After that initial walk through the grounds and conversation about backyard ideas, the company will schedule an appointment for one of its sales designers to meet with the customer at their home. That’s when the sales designer gathers general information, shoots photos and starts to plan the first draft of what will wind up in that yard.
Then, the sales designer will work with an in-house designer to develop a plan and a schedule for the project, then they’ll talk again with the customer, this time back on the grounds. “And that’s really critical,” Gasper said. “We have a presentation room where we put our designs up on a large screen, we show them the plans and, if required, we’ll show them a 3D plan of the project. After the presentation, we can take them out to the nursery and show them all the landscape and planting material, and all the hardscape material.”
Customers can see the plans for a project on paper, on screen and in the flesh—or leaves—all in five minutes, all without walking more than a couple hundred yards.
“We don’t have to send our clients somewhere else anymore to look at the plants and the furniture,” said Mary Bowe, who has worked on the in-house design team since 1996.
“The possibilities of what we can do have just grown exponentially. We used to be able to talk with clients about items—like a birdbath being a focal point in a garden —but we wouldn’t have any birdbaths we could show them. Now we can. We’re more efficient.”
Centralized Growth
And no matter how many birdbaths—or anything else, for that matter—might pop up in a consultation and design, projects can be any size. Gasper Landscape handles projects as small as a day of planting and cost between $1,000 and $2,000. There are other projects that last every bit of a year and run into the hundreds of thousands of dollars, with the crew on site every day, involved in every aspect of the installation.
“There are lots of companies that narrow themselves to one end of the spectrum,” Schweizer said. “We pride ourselves on being able to handle any kind of project our client might want.”
None of this was possible even five years ago, back before Gasper moved all departments to one location. Now, of course, just about anything is possible.
And it all makes sense, doesn’t it? The efficiency, the synergy, the relative ease for everybody involved. This might not be the exact image of what Gasper envisioned when he left the deli counter 21 years ago, but it fits—one department working seamlessly with another, just like salami or pastrami or tender slices of beef work seamlessly with a slice or two of cheese, some mustard and some horseradish between two slices of rye.
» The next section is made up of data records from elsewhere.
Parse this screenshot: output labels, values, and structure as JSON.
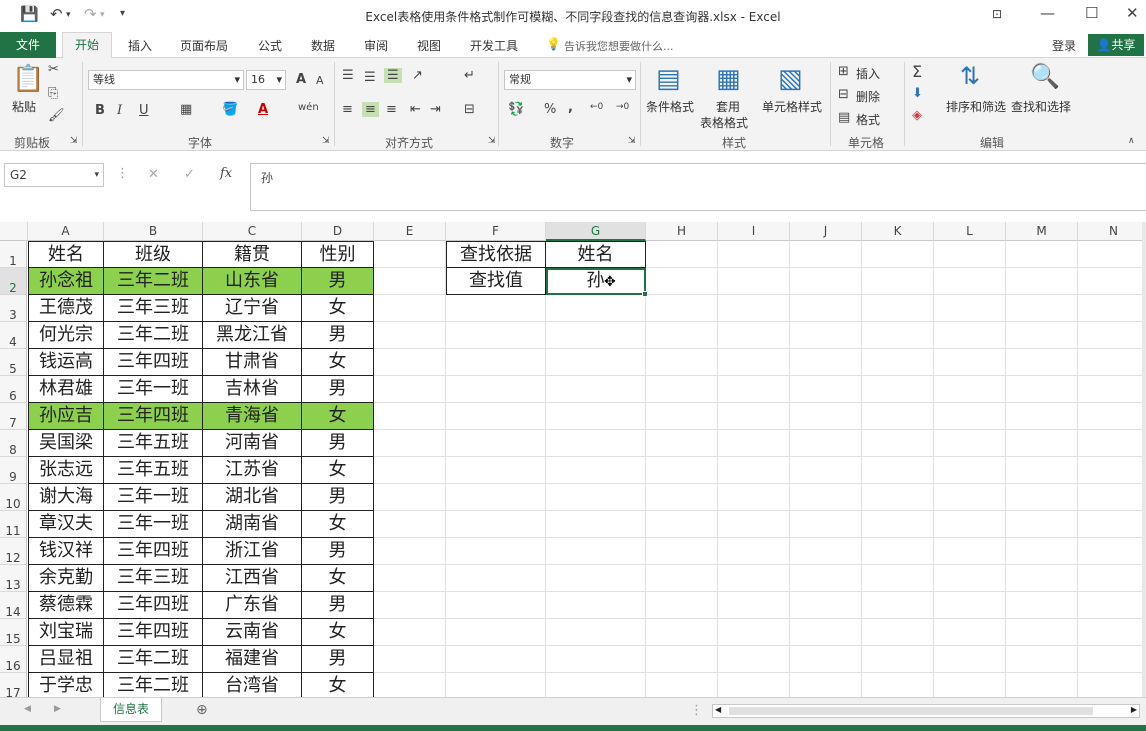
{
  "window": {
    "title": "Excel表格使用条件格式制作可模糊、不同字段查找的信息查询器.xlsx - Excel"
  },
  "tabs": {
    "file": "文件",
    "home": "开始",
    "insert": "插入",
    "layout": "页面布局",
    "formula": "公式",
    "data": "数据",
    "review": "审阅",
    "view": "视图",
    "dev": "开发工具",
    "tellme": "告诉我您想要做什么...",
    "login": "登录",
    "share": "共享"
  },
  "ribbon": {
    "clipboard": {
      "label": "剪贴板",
      "paste": "粘贴"
    },
    "font": {
      "label": "字体",
      "name": "等线",
      "size": "16",
      "bold": "B",
      "italic": "I",
      "underline": "U",
      "grow": "A",
      "shrink": "A",
      "color": "A",
      "wen": "wén"
    },
    "align": {
      "label": "对齐方式"
    },
    "number": {
      "label": "数字",
      "format": "常规",
      "percent": "%",
      "comma": ","
    },
    "styles": {
      "label": "样式",
      "cond": "条件格式",
      "table1": "套用",
      "table2": "表格格式",
      "cell": "单元格样式"
    },
    "cells": {
      "label": "单元格",
      "insert": "插入",
      "delete": "删除",
      "format": "格式"
    },
    "edit": {
      "label": "编辑",
      "sort": "排序和筛选",
      "find": "查找和选择"
    }
  },
  "formula": {
    "namebox": "G2",
    "value": "孙",
    "fx": "fx"
  },
  "grid": {
    "columns": [
      "A",
      "B",
      "C",
      "D",
      "E",
      "F",
      "G",
      "H",
      "I",
      "J",
      "K",
      "L",
      "M",
      "N"
    ],
    "rows": [
      "1",
      "2",
      "3",
      "4",
      "5",
      "6",
      "7",
      "8",
      "9",
      "10",
      "11",
      "12",
      "13",
      "14",
      "15",
      "16",
      "17"
    ],
    "header": [
      "姓名",
      "班级",
      "籍贯",
      "性别"
    ],
    "data": [
      [
        "孙念祖",
        "三年二班",
        "山东省",
        "男"
      ],
      [
        "王德茂",
        "三年三班",
        "辽宁省",
        "女"
      ],
      [
        "何光宗",
        "三年二班",
        "黑龙江省",
        "男"
      ],
      [
        "钱运高",
        "三年四班",
        "甘肃省",
        "女"
      ],
      [
        "林君雄",
        "三年一班",
        "吉林省",
        "男"
      ],
      [
        "孙应吉",
        "三年四班",
        "青海省",
        "女"
      ],
      [
        "吴国梁",
        "三年五班",
        "河南省",
        "男"
      ],
      [
        "张志远",
        "三年五班",
        "江苏省",
        "女"
      ],
      [
        "谢大海",
        "三年一班",
        "湖北省",
        "男"
      ],
      [
        "章汉夫",
        "三年一班",
        "湖南省",
        "女"
      ],
      [
        "钱汉祥",
        "三年四班",
        "浙江省",
        "男"
      ],
      [
        "余克勤",
        "三年三班",
        "江西省",
        "女"
      ],
      [
        "蔡德霖",
        "三年四班",
        "广东省",
        "男"
      ],
      [
        "刘宝瑞",
        "三年四班",
        "云南省",
        "女"
      ],
      [
        "吕显祖",
        "三年二班",
        "福建省",
        "男"
      ],
      [
        "于学忠",
        "三年二班",
        "台湾省",
        "女"
      ]
    ],
    "lookup": {
      "f1": "查找依据",
      "g1": "姓名",
      "f2": "查找值",
      "g2": "孙"
    },
    "highlight_color": "#8cd04e"
  },
  "sheet": {
    "name": "信息表"
  }
}
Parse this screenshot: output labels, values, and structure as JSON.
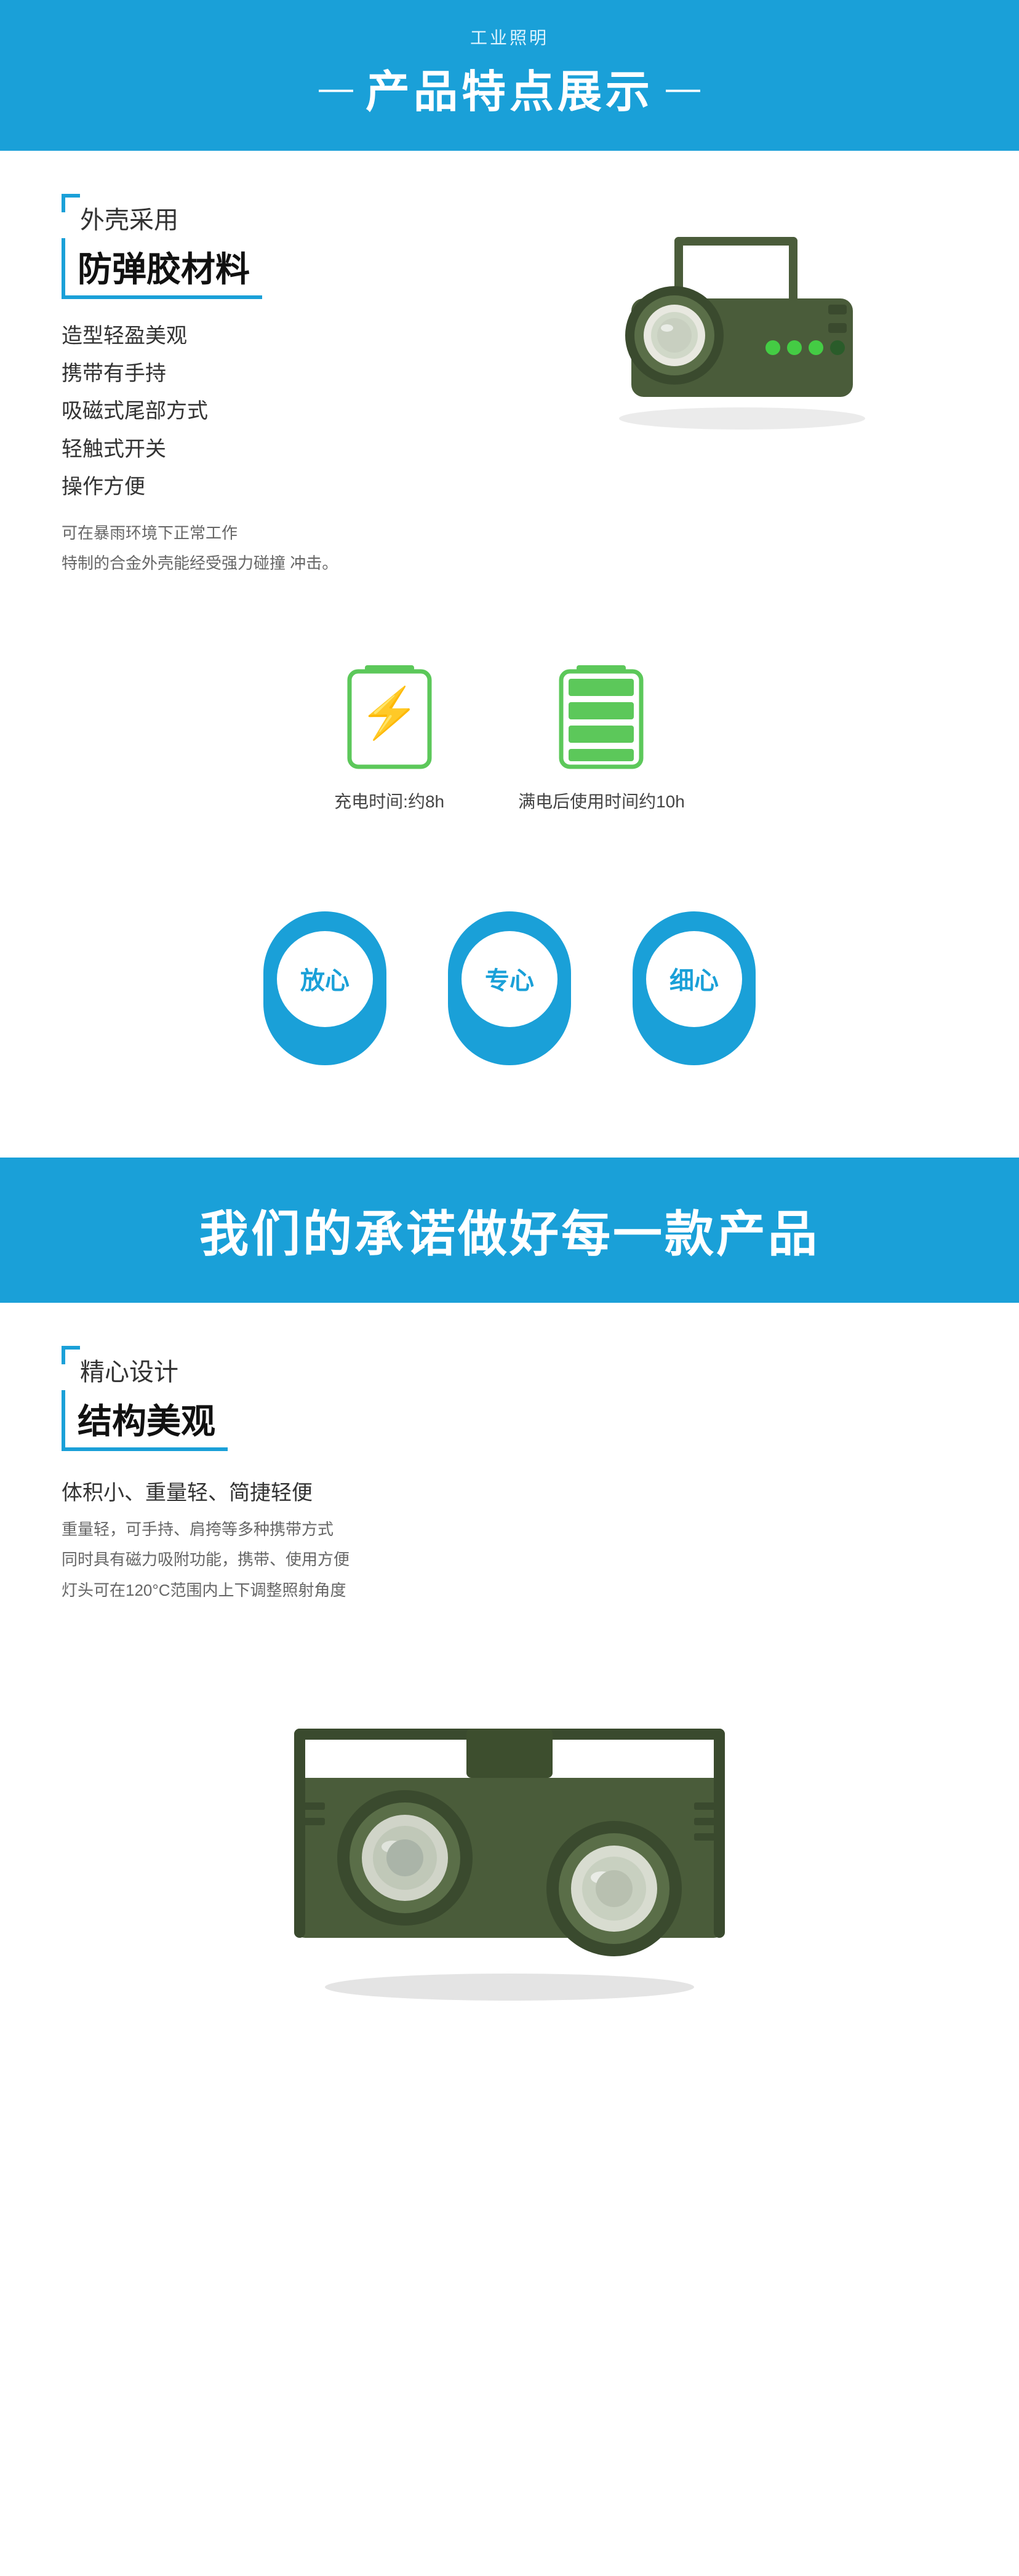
{
  "header": {
    "subtitle": "工业照明",
    "title": "产品特点展示",
    "bracket_left": "—",
    "bracket_right": "—"
  },
  "section1": {
    "label_top": "外壳采用",
    "label_main": "防弹胶材料",
    "features_main": [
      "造型轻盈美观",
      "携带有手持",
      "吸磁式尾部方式",
      "轻触式开关",
      "操作方便"
    ],
    "features_sub": [
      "可在暴雨环境下正常工作",
      "特制的合金外壳能经受强力碰撞 冲击。"
    ]
  },
  "battery": {
    "item1_label": "充电时间:约8h",
    "item2_label": "满电后使用时间约10h"
  },
  "trust": {
    "items": [
      "放心",
      "专心",
      "细心"
    ]
  },
  "promise": {
    "text": "我们的承诺做好每一款产品"
  },
  "section2": {
    "label_top": "精心设计",
    "label_main": "结构美观",
    "main_desc": "体积小、重量轻、简捷轻便",
    "sub_desc": [
      "重量轻，可手持、肩挎等多种携带方式",
      "同时具有磁力吸附功能，携带、使用方便",
      "灯头可在120°C范围内上下调整照射角度"
    ]
  }
}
The deli business seems to have so little in common with the landscape industry, but are they all that different?
Not to Robert Gasper.
“We did a good job,” Gasper said. He was talking about the deli. He might as well have been talking about his company.
He has dozens of awards from the Pennsylvania Landscape and Nurserymen’s Association to prove it, the hundreds of quality recommendations, the hundreds of corresponding quality projects all around Philadelphia.
“We did do a very good job.”
The author is a freelance writer based in Cleveland.